Se nos outros dias não havia ninguém ao mar, hoje o sol exerceu a sua dança do
livre-arbítrio: sangrou laranja por toda a manhã e tarde, com a água azulíssima e a
areia fina. Sequer as borboletas saíram diante tamanho desbunde. Deixaram o sol
brincar sozinho.

Sexta-feira. 03 de abril

Amo um poeta português chamado Manuel António Pina. Ele dedicou sua vida a esse
mistério chamado casa: com quantas pilastras se ergue, por onde o vento entra e qual
língua é a língua da casa. Uma astróloga me disse certa vez que esta minha obsessão
pela casa vem da imensa concentração de casas 4 em lugares altamente improváveis
do meu céu, como Saturno, Urano e Netuno. Como se a casa estivesse fincada em
terrenos onde não se pudesse estar. Mais ou menos como a definição de poesia:
colocar algo que não cabe onde não se suporta. A frase é outra, mas…

Passei a encará-la como uma posição de glória: descobrir o tempo da invenção da


própria casa. Parece-me uma missão bonita na vida.

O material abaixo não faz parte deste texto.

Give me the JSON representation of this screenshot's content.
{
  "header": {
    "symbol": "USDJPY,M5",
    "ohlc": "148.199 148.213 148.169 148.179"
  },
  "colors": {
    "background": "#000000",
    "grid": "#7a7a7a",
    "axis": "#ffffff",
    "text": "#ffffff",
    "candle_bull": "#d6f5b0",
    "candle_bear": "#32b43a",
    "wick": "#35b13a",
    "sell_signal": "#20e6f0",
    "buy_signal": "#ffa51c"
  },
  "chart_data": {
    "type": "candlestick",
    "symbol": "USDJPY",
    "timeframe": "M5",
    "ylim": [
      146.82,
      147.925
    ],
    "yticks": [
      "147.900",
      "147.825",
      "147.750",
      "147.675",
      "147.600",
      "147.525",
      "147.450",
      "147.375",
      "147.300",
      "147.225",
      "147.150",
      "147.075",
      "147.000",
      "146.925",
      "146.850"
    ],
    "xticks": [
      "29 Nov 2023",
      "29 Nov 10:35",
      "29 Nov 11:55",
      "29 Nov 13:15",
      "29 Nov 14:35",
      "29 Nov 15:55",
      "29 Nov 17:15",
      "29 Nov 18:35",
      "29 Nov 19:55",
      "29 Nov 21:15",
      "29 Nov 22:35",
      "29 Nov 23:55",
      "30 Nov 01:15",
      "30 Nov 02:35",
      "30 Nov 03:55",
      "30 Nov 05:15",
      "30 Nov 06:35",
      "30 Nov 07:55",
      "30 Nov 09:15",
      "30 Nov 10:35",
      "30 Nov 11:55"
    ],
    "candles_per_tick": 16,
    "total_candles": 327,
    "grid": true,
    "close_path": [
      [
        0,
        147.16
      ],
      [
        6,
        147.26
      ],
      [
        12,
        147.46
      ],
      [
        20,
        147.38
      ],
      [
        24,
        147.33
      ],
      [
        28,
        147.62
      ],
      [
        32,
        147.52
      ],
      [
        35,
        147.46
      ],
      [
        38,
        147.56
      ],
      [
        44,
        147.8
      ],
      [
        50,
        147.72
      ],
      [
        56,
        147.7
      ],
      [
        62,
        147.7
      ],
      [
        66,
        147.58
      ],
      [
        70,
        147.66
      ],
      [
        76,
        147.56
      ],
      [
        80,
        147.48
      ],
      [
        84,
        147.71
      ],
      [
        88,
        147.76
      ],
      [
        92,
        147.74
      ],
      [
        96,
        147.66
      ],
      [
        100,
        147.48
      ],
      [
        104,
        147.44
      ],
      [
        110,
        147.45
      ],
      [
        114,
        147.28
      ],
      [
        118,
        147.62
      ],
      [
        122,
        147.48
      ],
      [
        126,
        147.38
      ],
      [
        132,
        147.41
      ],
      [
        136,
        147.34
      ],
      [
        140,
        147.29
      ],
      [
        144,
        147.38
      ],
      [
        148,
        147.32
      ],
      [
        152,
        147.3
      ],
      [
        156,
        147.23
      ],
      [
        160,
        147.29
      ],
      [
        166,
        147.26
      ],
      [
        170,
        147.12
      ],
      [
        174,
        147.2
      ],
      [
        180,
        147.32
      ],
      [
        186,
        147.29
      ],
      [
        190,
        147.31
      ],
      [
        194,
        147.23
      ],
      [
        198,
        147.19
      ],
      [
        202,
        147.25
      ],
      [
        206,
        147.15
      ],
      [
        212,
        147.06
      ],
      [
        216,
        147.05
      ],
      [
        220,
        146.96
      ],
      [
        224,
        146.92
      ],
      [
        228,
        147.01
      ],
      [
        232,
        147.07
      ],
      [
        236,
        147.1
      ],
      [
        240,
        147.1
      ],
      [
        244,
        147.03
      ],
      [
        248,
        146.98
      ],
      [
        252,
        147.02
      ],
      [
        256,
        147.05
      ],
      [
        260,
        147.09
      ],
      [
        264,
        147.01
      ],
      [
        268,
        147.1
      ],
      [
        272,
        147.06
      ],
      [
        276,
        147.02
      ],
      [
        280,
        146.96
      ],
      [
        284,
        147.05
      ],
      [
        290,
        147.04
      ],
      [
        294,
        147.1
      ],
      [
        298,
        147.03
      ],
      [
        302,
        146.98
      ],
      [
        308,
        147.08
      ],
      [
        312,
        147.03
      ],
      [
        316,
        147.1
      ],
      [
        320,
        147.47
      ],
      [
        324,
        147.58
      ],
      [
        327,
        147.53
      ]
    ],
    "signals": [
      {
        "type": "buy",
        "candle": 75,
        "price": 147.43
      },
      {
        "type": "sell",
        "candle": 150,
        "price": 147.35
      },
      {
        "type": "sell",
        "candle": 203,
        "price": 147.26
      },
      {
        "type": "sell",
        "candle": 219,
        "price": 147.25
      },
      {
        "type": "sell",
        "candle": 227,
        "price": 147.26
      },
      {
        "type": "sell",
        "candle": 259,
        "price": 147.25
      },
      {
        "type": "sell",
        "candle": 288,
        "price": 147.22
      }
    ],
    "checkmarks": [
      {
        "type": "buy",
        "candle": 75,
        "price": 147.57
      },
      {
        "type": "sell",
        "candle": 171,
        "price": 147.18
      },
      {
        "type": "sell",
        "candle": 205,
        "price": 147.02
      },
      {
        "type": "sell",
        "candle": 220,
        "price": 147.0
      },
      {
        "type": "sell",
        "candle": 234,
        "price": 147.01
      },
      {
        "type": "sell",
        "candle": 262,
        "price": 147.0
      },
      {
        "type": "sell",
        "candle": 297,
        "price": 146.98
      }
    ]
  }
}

Hoje tampouco chegou o trem. Dizem no fim da semana.

Lembrei-me de quando o chefe de uma aldeia Huni Kuin, na fronteira do Acre com o
Peru, me ensinou a fazer chover.

Será que quando partilhamos segredos entre os nossos criamos uma casa? Uma casa
feita com as chuvas e as águas de cada um, não sendo necessariamente a mesma, mas
partilhando de um desejo?

Uma tentativa de poema (poemas sobre a espera):

partimos esperançosos rasgando horizontes e


veja só, estivemos a duas horas do futuro
onde sangue e amor se encontram
possibilidades nuanças entregas arrependidas
hora atrás de hora
vêm as faíscas de sonho
não estamos dormindo continuamos no mesmo lugar
onde o coração intranqüilo
se desdobra em navios e solidão
agora estamos pelo mínimo pavio
olhos ávidos
a noite despenca, quebrando três estrelas
suavizando a tragédia
tudo que se esconde sob o seu sorriso
(sob a imensidão do mar
do seu sorriso)
fatalmente aparecerá

Segunda-feira, 06 de abril

Estou bêbada novamente. Meus dias, essa semana, se dividiram entre sonhar com os
mundos que tive - quando morei na Inglaterra, quando morei em Fortaleza, quando
morei na Alemanha – e os que agora poderei ter, quando o trem chegar.

Aliás. acho que os momentos mais leves da minha semana foram quando estive
dormindo e estava em liberdade.

A memória de uma fuga.

Tenho dois óculos: um fora escolhido por Hilton e o outro, por Pablo. O primeiro é
pequeno, de aro levemente dourado, circular. Sério. “Finalmente vemos seu rosto e
temos uma leve pista da sua verdadeira idade”, um diz.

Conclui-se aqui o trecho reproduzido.